We saw something along these lines manifest in Iraq in 2014, when ISIS, with a blitz attack, took over Mosul. At the time, the army collapsed swiftly, and local militias, either sectarian like the Popular Mobilization Forces or ethnic like the Kurdish Peshmerga, alongside foreign countries like the United States and Iran, took up the task of fighting it off.


In Syria, the national army was not capable of defending the regime. Countries like Iran and Russia and Syrian, Lebanese, Iraqi and Afghan militias took up the task. The army itself became dominated by a militia’s bent that also shaped how it went about killing its people.


As for Lebanon, its national army splits whenever sectarian schisms and clashes erupt. The soldiers, in these cases, take their weapons and carry them to their sects. After the 1982 invasion, while the state’s army was debilitated and divided, the Lebanese state sought the help of multinational forces, American, French, British and Italian, to bring an end to the chaos. Those forces themselves failed and left the country.

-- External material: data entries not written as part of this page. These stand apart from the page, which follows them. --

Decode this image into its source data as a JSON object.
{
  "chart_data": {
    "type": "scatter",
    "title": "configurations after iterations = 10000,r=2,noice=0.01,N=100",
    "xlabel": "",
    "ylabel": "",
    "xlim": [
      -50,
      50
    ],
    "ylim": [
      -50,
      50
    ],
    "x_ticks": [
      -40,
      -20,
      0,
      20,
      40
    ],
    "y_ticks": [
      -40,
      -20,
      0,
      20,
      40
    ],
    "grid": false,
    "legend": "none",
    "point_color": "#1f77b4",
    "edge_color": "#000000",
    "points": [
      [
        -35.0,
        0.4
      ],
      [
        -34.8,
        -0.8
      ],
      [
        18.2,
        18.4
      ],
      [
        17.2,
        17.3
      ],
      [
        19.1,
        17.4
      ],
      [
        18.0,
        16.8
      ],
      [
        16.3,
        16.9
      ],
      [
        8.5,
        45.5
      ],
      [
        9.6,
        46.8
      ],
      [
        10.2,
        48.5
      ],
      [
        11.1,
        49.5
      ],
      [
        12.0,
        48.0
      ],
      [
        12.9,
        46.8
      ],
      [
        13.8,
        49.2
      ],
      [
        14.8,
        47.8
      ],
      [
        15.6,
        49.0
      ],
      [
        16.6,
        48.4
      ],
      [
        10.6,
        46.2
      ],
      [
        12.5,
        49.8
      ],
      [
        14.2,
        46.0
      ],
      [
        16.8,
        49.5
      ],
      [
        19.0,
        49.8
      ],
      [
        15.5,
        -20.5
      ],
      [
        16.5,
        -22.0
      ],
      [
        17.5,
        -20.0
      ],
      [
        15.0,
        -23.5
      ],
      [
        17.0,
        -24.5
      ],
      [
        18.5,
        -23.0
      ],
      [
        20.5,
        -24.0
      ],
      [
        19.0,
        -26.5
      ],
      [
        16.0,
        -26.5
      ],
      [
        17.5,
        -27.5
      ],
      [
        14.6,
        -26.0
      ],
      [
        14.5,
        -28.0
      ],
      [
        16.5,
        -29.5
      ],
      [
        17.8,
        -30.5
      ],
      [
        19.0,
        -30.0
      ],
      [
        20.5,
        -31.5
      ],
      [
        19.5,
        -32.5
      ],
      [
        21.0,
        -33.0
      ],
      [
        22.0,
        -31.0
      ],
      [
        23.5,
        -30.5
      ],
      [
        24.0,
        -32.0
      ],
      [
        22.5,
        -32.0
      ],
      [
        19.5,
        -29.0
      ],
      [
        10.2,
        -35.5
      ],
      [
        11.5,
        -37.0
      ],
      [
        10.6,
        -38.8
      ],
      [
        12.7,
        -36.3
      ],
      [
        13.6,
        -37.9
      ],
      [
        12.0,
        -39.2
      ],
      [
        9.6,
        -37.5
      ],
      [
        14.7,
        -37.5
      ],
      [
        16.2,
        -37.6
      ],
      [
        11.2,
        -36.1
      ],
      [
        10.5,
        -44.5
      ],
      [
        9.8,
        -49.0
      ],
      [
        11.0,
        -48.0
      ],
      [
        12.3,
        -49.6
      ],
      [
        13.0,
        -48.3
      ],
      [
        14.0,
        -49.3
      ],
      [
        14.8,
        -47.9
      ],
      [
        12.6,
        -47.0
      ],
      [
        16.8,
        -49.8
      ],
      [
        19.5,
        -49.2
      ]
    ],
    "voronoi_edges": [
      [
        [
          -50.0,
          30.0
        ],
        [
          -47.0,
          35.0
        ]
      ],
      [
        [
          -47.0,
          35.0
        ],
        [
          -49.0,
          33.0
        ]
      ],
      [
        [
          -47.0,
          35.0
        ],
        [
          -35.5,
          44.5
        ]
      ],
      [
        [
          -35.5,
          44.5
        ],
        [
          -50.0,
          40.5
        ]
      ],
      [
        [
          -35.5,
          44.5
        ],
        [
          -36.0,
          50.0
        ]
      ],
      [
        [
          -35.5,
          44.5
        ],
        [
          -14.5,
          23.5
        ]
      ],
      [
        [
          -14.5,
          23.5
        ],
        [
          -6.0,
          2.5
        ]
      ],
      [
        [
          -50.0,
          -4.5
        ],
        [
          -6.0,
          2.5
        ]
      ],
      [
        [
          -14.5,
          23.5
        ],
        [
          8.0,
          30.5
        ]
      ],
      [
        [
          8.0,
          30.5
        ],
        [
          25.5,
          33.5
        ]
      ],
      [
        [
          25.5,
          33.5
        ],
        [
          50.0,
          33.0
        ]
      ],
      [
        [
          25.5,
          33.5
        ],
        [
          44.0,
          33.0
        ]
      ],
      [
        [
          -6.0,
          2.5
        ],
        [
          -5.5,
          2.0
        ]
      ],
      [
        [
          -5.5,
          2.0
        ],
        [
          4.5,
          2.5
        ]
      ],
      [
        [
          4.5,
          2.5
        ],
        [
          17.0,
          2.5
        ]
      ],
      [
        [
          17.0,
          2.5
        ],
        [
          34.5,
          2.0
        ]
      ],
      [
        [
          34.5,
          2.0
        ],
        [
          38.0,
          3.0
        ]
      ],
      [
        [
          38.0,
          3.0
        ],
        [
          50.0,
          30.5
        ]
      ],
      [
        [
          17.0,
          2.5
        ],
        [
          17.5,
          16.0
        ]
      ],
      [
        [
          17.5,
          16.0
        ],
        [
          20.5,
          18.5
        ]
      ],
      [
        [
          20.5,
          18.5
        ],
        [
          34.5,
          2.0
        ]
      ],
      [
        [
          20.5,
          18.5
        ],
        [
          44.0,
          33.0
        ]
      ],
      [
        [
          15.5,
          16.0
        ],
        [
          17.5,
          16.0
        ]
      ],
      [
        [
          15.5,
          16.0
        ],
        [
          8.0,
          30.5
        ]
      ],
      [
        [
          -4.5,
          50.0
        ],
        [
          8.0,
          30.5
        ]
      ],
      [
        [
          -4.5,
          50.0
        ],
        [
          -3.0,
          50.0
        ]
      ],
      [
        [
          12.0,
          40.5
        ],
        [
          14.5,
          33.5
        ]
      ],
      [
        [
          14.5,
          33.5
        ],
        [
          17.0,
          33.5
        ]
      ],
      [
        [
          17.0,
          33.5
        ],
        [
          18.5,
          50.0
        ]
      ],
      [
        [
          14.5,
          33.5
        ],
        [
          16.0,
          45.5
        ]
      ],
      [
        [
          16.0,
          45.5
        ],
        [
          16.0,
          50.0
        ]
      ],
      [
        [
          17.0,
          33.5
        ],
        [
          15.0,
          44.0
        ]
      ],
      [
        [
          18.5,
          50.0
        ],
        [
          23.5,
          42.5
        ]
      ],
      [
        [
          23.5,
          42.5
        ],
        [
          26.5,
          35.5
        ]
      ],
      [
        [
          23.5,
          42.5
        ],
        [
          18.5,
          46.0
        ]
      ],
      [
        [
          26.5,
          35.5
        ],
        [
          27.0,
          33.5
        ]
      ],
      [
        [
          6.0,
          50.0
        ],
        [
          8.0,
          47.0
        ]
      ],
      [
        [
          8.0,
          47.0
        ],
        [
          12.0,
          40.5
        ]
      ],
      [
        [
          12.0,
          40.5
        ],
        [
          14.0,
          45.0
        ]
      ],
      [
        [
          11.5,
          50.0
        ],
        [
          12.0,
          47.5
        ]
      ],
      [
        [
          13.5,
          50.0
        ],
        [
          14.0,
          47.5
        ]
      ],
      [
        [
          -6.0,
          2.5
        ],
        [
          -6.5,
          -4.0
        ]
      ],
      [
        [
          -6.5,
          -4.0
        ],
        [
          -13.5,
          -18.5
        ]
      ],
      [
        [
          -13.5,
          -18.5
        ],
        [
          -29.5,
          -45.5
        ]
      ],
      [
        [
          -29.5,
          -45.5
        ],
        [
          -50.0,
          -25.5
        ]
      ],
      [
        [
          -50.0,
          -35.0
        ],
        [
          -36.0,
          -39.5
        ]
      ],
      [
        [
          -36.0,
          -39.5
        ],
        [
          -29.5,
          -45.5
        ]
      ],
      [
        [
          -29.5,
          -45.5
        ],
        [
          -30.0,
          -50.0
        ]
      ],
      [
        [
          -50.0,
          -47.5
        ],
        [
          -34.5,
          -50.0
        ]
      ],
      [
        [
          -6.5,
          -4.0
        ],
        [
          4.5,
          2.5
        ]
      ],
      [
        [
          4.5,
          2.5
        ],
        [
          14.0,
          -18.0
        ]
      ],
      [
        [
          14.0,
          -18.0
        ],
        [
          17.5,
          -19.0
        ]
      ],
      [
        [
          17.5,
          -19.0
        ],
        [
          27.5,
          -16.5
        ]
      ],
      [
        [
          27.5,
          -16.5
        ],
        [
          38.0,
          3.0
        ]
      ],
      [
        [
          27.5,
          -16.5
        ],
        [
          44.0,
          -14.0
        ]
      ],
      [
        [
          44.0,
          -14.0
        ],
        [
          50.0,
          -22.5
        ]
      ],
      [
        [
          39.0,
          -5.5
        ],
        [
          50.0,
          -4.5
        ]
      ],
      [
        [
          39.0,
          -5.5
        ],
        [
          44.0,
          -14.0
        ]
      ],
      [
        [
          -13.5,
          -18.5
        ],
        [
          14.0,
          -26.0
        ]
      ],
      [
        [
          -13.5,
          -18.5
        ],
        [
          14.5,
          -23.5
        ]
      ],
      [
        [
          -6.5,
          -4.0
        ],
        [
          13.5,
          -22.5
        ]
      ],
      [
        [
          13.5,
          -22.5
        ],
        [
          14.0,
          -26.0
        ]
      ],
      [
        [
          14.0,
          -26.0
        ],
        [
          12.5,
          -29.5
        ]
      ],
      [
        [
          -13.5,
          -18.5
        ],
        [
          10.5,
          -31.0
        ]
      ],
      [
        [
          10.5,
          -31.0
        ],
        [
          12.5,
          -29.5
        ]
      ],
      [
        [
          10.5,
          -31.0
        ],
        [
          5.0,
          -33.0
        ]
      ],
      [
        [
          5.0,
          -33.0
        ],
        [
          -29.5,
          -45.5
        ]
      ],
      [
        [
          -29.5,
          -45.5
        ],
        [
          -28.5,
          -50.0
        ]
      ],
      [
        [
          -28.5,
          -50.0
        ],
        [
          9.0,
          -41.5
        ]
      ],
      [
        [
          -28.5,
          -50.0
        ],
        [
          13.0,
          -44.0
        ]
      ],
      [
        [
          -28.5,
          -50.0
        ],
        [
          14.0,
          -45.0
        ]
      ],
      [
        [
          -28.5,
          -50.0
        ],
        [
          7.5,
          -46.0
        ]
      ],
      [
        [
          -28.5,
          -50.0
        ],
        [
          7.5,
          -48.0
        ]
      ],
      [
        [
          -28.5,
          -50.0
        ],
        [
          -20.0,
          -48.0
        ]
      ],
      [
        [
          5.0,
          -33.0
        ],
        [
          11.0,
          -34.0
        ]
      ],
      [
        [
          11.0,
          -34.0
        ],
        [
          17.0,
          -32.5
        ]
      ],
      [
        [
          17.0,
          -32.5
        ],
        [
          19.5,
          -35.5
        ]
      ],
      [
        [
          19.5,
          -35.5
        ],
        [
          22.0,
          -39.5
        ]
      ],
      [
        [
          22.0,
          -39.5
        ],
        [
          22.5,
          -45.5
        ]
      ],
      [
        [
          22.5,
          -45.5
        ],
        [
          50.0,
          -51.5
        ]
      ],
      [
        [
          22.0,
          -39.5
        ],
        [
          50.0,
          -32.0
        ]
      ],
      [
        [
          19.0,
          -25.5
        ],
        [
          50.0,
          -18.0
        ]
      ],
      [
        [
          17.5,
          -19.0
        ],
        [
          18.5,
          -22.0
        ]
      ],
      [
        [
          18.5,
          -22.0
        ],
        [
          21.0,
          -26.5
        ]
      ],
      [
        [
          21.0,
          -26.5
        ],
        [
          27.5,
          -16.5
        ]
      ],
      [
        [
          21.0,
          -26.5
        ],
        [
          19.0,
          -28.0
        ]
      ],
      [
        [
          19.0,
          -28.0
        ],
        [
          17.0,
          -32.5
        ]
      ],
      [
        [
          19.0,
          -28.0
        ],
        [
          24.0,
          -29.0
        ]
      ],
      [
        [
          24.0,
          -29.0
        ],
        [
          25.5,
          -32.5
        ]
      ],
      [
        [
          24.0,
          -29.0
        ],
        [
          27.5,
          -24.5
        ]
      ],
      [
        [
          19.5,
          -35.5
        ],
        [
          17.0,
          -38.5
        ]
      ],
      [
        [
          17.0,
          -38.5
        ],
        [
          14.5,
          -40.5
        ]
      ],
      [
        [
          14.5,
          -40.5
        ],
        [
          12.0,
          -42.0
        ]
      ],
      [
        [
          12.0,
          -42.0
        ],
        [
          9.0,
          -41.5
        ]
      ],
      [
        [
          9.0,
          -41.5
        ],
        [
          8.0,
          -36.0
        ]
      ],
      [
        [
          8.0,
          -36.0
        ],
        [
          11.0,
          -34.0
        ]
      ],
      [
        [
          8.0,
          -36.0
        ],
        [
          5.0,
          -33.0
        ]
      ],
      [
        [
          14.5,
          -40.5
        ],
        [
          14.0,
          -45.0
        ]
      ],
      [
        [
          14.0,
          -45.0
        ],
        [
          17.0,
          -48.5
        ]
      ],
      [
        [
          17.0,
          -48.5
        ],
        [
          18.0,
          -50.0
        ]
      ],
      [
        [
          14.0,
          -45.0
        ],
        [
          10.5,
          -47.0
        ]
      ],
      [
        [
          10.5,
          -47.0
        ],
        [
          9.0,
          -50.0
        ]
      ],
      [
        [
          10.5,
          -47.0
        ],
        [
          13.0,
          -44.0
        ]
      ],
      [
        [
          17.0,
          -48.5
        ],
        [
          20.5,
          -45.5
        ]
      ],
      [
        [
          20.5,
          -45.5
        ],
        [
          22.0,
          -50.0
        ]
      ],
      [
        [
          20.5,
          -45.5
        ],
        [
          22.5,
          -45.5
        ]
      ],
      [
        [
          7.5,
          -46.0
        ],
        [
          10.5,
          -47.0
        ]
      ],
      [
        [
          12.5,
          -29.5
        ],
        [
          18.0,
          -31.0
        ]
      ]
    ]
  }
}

Lebanese army retired officers’ appearances on television stations take our bewilderment to its peak: as the decades they served in the military, during which they heard lecture after lecture about national unity, perhaps giving lectures about loyalty to the army and the homeland themselves, have not deterred them from joining their sectarian militia and echoing its morbid narrative.


National armies’ ineffectiveness as compared to those communities is strongest when the community is strong as a community and the state and its army are weak as states and armies. Times of civil war or of preparation for civil war are ideal settings for demonstrating this formula.


During the Yugoslav war in the early 1990s, one of the earliest sparks was the Croatian forces’ revolt against the “Socialist Federal Republic of Yugoslavia” and its army the “Yugoslav People’s Army,” which had been led by Serbs. Just very recently, as Addis Ababa was talking about its control of the city of Mekelle, the capital of the Tigray region, the Tigrayans talked about a potential split in the Ethiopian army along ethnic grounds, with Tigrayans defecting to join the forces of their region.


Beyond this, of the 140 civil wars witnessed around the world between 1945 and 1999, only 18 percent ended with an accord establishing peace. However, despite these accords, some of those conflicts did not fully evade renewed violence, either because the larger community with the most control over the state apparatus walked back on the commitments it had made when signing the settlement or because the weaker and smaller group broke the terms of the settlement, hoping to obtain, through violence, better terms.


Decades ago, there emerged those who spoke of “nations in the process of formation.” Decades since, we urgently need brave voices to say that those nations were not formed and that their collapsing armies’ state of affairs mirrors this failure more clearly than anything else. However, this is the last thing we would like to admit, not only because national unity and the army’s strength are reinforced by many poems and songs, but also because affirming this fact leaves us facing an existential question, trapped naked in a jungle. Many peoples, including ours, take shelter, in this jungle, only with a nakedness awaited by the dragon’s mouth.